Este es su tercer paso por el vóleibol del país. Hasta hace tres semanas atrás le había tocado jugar dos finales, con Belgrano y La Unión de Formosa, pero nunca pudo consagrarse campeón. Ahora, con su primer año en UPCN, Alex Moreno puede coronarse campeón de la Liga Argentina de Vóleibol, ya que los sanjuaninos igualaron la serie 2-2 con Bolívar. El opuesto celebró la victoria del último partido con mucha euforia y confirmó haber tenido una discusión con Filardi, porque lo insultó y también fueron racistas.

Siendo uno de los pilares dice no tener amigos en esta instancia.

UPCN tenía que hacerle frente a una serie que no era nada favorable para los sanjuaninos, teniendo que remontar en Bolívar un 2-0 generado en la provincia. Lo cierto es que al equipo de Armoa la mayoría lo daba por muerto, pero ganó y Alex Moreno, el máximo anotador de los Cóndores festejó de una manera desaforada la victoria y la igualdad de la serie.

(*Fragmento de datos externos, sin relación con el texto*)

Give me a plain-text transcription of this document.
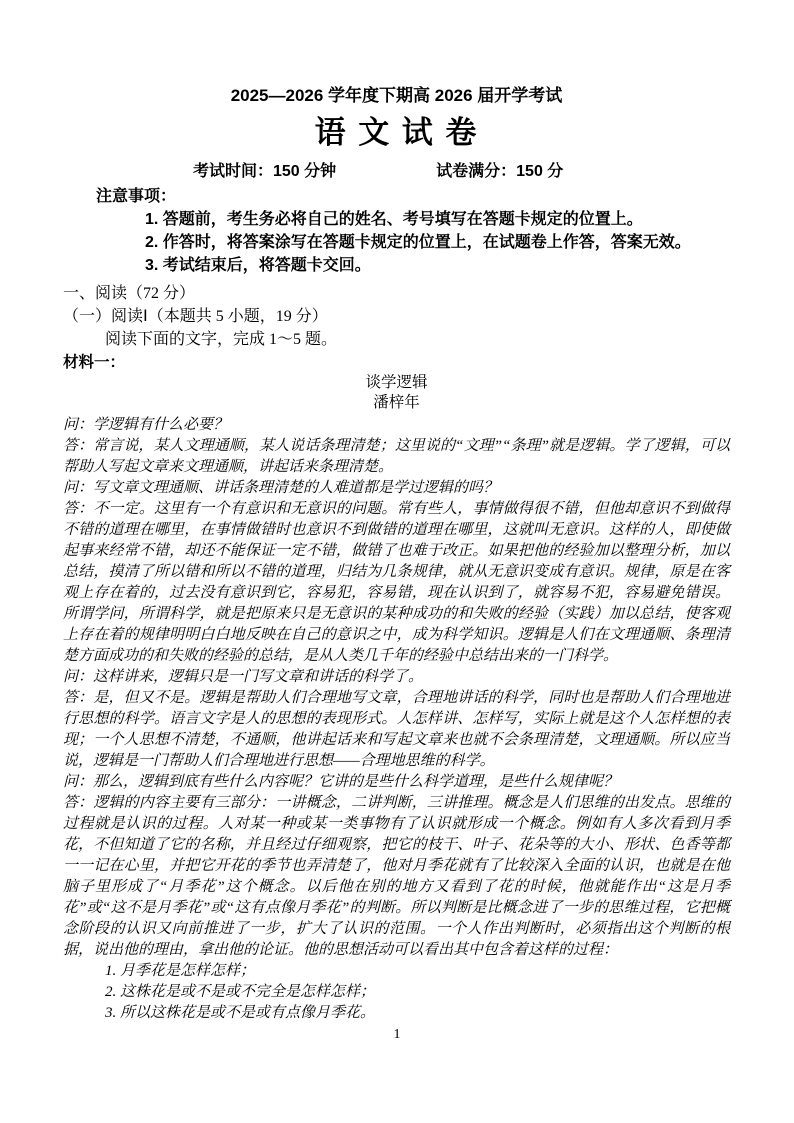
2025—2026 学年度下期高 2026 届开学考试
语 文 试 卷
考试时间：150 分钟	试卷满分：150 分
注意事项：
1. 答题前，考生务必将自己的姓名、考号填写在答题卡规定的位置上。
2. 作答时，将答案涂写在答题卡规定的位置上，在试题卷上作答，答案无效。
3. 考试结束后，将答题卡交回。
一、阅读（72 分）
（一）阅读Ⅰ（本题共 5 小题，19 分）
阅读下面的文字，完成 1～5 题。
材料一：
谈学逻辑
潘梓年

问：学逻辑有什么必要？

答：常言说，某人文理通顺，某人说话条理清楚；这里说的“文理”“条理”就是逻辑。学了逻辑，可以帮助人写起文章来文理通顺，讲起话来条理清楚。

问：写文章文理通顺、讲话条理清楚的人难道都是学过逻辑的吗？

答：不一定。这里有一个有意识和无意识的问题。常有些人，事情做得很不错，但他却意识不到做得不错的道理在哪里，在事情做错时也意识不到做错的道理在哪里，这就叫无意识。这样的人，即使做起事来经常不错，却还不能保证一定不错，做错了也难于改正。如果把他的经验加以整理分析，加以总结，摸清了所以错和所以不错的道理，归结为几条规律，就从无意识变成有意识。规律，原是在客观上存在着的，过去没有意识到它，容易犯，容易错，现在认识到了，就容易不犯，容易避免错误。所谓学问，所谓科学，就是把原来只是无意识的某种成功的和失败的经验（实践）加以总结，使客观上存在着的规律明明白白地反映在自己的意识之中，成为科学知识。逻辑是人们在文理通顺、条理清楚方面成功的和失败的经验的总结，是从人类几千年的经验中总结出来的一门科学。

问：这样讲来，逻辑只是一门写文章和讲话的科学了。

答：是，但又不是。逻辑是帮助人们合理地写文章，合理地讲话的科学，同时也是帮助人们合理地进行思想的科学。语言文字是人的思想的表现形式。人怎样讲、怎样写，实际上就是这个人怎样想的表现；一个人思想不清楚，不通顺，他讲起话来和写起文章来也就不会条理清楚，文理通顺。所以应当说，逻辑是一门帮助人们合理地进行思想——合理地思维的科学。

问：那么，逻辑到底有些什么内容呢？它讲的是些什么科学道理，是些什么规律呢？

答：逻辑的内容主要有三部分：一讲概念，二讲判断，三讲推理。概念是人们思维的出发点。思维的过程就是认识的过程。人对某一种或某一类事物有了认识就形成一个概念。例如有人多次看到月季花，不但知道了它的名称，并且经过仔细观察，把它的枝干、叶子、花朵等的大小、形状、色香等都一一记在心里，并把它开花的季节也弄清楚了，他对月季花就有了比较深入全面的认识，也就是在他脑子里形成了“月季花”这个概念。以后他在别的地方又看到了花的时候，他就能作出“这是月季花”或“这不是月季花”或“这有点像月季花”的判断。所以判断是比概念进了一步的思维过程，它把概念阶段的认识又向前推进了一步，扩大了认识的范围。一个人作出判断时，必须指出这个判断的根据，说出他的理由，拿出他的论证。他的思想活动可以看出其中包含着这样的过程：

1. 月季花是怎样怎样；
2. 这株花是或不是或不完全是怎样怎样；
3. 所以这株花是或不是或有点像月季花。
1
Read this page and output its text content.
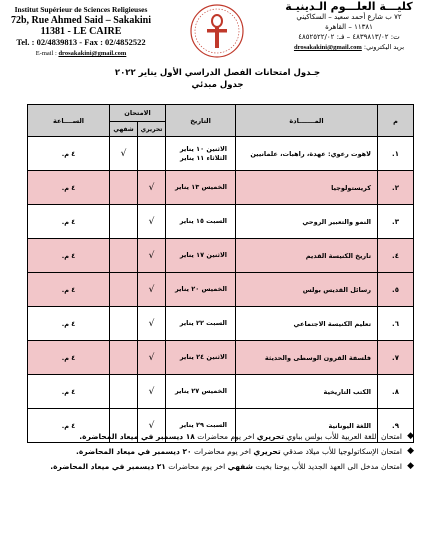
Institut Supérieur de Sciences Religieuses
72b, Rue Ahmed Said – Sakakini
11381 - LE CAIRE
Tel. : 02/4839813 - Fax : 02/4852522
E-mail : drosakakini@gmail.com
كليـــة العلـــوم الـدينيـة
٧٢ ب شارع أحمد سعيد – السكاكيني
١١٣٨١ – القاهرة
ت: ٤٨٣٩٨١٣/٠٢ – فـ: ٤٨٥٢٥٢٢/٠٢
بريد اليكتروني: drosakakini@gmail.com
جـدول امتحانات الفصل الدراسي الأول يناير ٢٠٢٢
جدول مبدئي
م	المـــــــادة	التاريخ	الامتحان		الســــاعة
			تحريري	شفهي	
١.	لاهوت رعوي: عهدة، راهبات، علمانيين	الاثنين ١٠ يناير
الثلاثاء ١١ يناير		√	٤ م.
٢.	كريستولوجيا	الخميس ١٣ يناير	√		٤ م.
٣.	النمو والتعبير الروحي	السبت ١٥ يناير	√		٤ م.
٤.	تاريخ الكنيسة القديم	الاثنين ١٧ يناير	√		٤ م.
٥.	رسائل القديس بولس	الخميس ٢٠ يناير	√		٤ م.
٦.	تعليم الكنيسة الاجتماعي	السبت ٢٢ يناير	√		٤ م.
٧.	فلسفة القرون الوسطى والحديثة	الاثنين ٢٤ يناير	√		٤ م.
٨.	الكتب التاريخية	الخميس ٢٧ يناير	√		٤ م.
٩.	اللغة اليونانية	السبت ٢٩ يناير	√		٤ م.
◆
امتحان اللغة العربية للأب بولس بباوي تحريري اخر يوم محاضرات ١٨ ديسمبر في ميعاد المحاضرة.
◆
امتحان الإسكاتولوجيا للأب ميلاد صدقي تحريري اخر يوم محاضرات ٢٠ ديسمبر في ميعاد المحاضرة.
◆
امتحان مدخل الى العهد الجديد للأب يوحنا بخيت شفهي اخر يوم محاضرات ٢١ ديسمبر في ميعاد المحاضرة.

“Cuando jugar allá, por donde se te mire, si festejas los puntos más eufóricos pasas a ser soberbio y si no los celebras crees que ellos son más y le estas guardando respeto. Fue un desahogo en lo personal porque todo el mundo nos daba por muertos y eso genera una satisfacción, porque es muy difícil jugar allá y encima sentimos que todo nos juega en contra. En el cuarto set, que ganamos en la última jugada (Javier) Filardi me putea de una forma abrupta y todo el mundo desde las tribunas te putea y te negrea. En Bolívar son racistas, porque una cosa es que te alienten y otra cosa es que te escupan, te puteen todo el tiempo y te tiren cosas de la tribuna”, dijo el opuesto de UPCN ayer una vez terminado el entrenamiento en el polideportivo del Colegio Lujan, quien agregó que “fue más la bronca, la euforia de celebrar de esa forma, es saber que le callamos la boca a mucha gente, a una cuidad entera prácticamente, porque nos daban por muertos. Quería disfrutar con la gente de UPCN que fue hasta allá a hacernos el aguante”, aseguró Moreno.

El colombiano, nacido en Antioquía, provincia de Medellín, dijo que ahora con Filardi “somos enemigos, hasta que termine la final. Si después nos juntamos a tomar un café, está todo bien, pero ahora olvidate. Lo saludo educadamente, por lo deportivo, pero una vez que se entra a la cancha, está el futuro mío y de mi familia, además del futuro de un club y toda la gente que trabaja aquí”.

Con respecto a la serie de la final ante Bolívar, el opuesto expresó que la única solución que había, luego de los partidos en San Juan, era ir a ganar a Bolívar, por lo que el momento psicológico en el que se encontraron, hizo que los dos partidos se “jugarán con el corazón, más que con las ideas”.

A un día del quinto partido de la serie, la clave del juego pasará por la tranquilidad para disputar cada pelota, dejando de lado el nerviosismo, que los sentenció a la derrota en casa.